Im working on some ratio problems in the algebra section of my book.
The problem is
$99 $% of the trees in our neighborhood are eucalyptus trees. The town planning commission wants to get rid of some of these trees because they spread too quickly. However, the people in my neighborhood like the trees. The commission argues that their new eucalyptus tree removal plan will cut down so few eucalyptus trees that $98$% of the trees in our neighborhood will be eucalyptus trees. If the plan only involves removing eucalyptus trees, what percent of the existing trees in my neighborhood would the plan remove?
Im not sure if Im misunderstanding the problem, but isn't the answer just 1%? We are just going from 99% eucalyptus trees to 98% eucalyptus trees. So we are removing $1$% of the trees in the neighborhood no? Any hints would be appreciated.

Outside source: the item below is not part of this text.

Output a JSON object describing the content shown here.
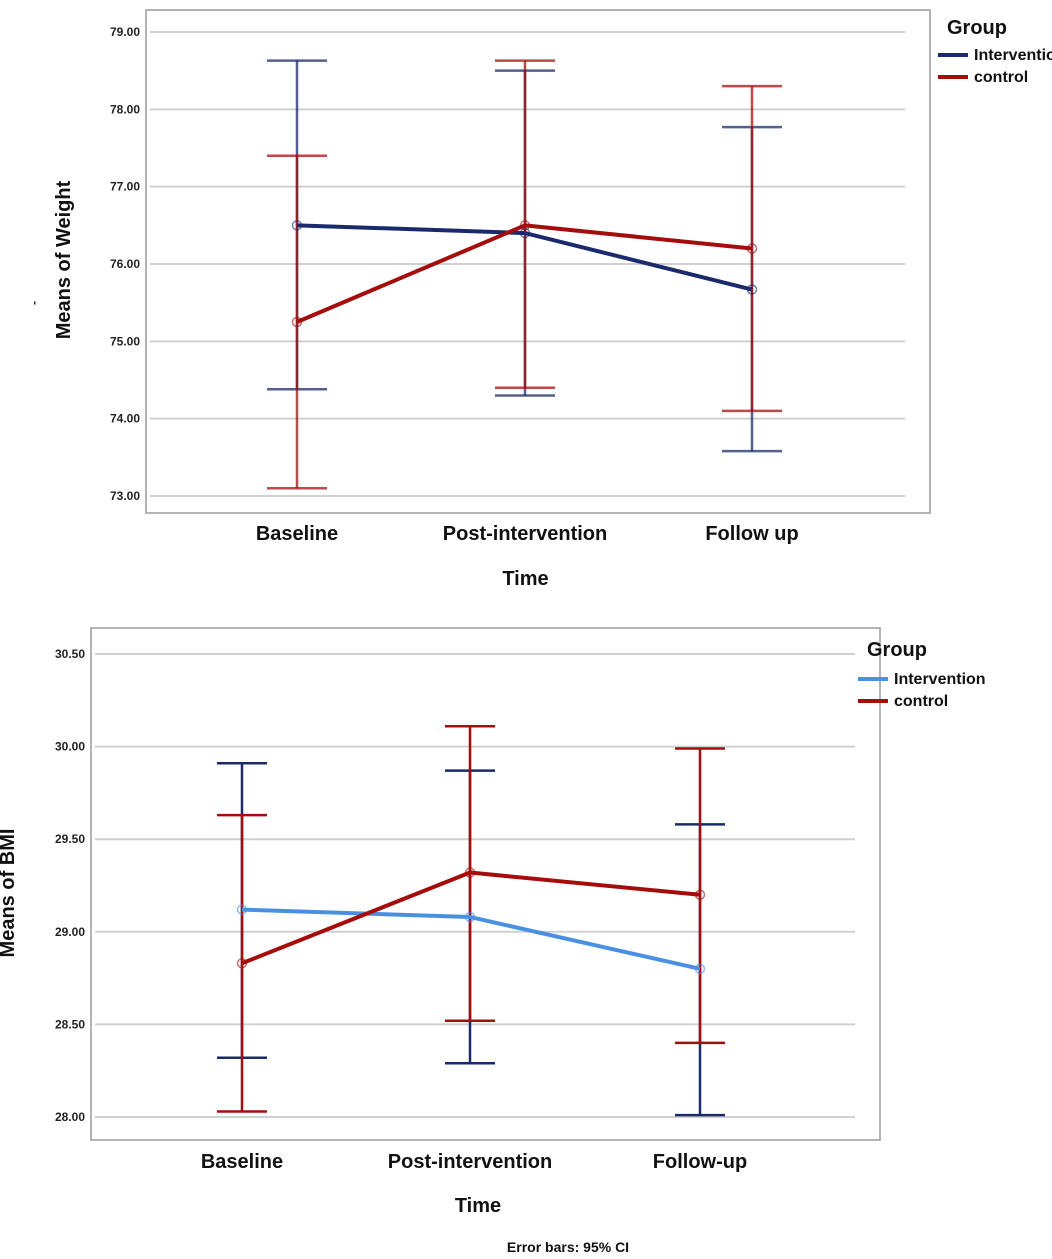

Let the total number of trees be $T$ and suppose that this is made up of eucalyptus trees $E$ and other kinds of trees, $O$. Then $E+O=T$, and since 99% of the trees are eucalyptus trees, $\frac{E}{E+O}=0.99$. Therefore $$0.99E+0.99O=E$$ $$0.01E=0.99O$$ $$E=99O.$$ Suppose we reduce the number of eucalyptus trees by some amount $x$ and that the remaining number of eucalyptus trees are now 98% of the total trees. Then we would have $\frac{E-x}{(E-x)+O}=0.98$. Therefore, $$0.02(E-x)=0.98O$$ $$0.02E-0.02x=0.98O$$ $$0.02x=0.02E-0.98O$$ $$x=E-50(0.98)O$$ $$x=E-49O$$ $$x=E-49(\frac{E}{99})$$ $$x=\frac{50}{99}E \approx 0.505050...\times E.$$ So we end up removing a little over half of the eucalyptus trees. EDIT: Forgot to mention - removing 50.505050...% of the eucalyptus trees means that we are removing $0.50505050....\times 0.99T$ which is $0.5T$ or half the trees in the neighborhood.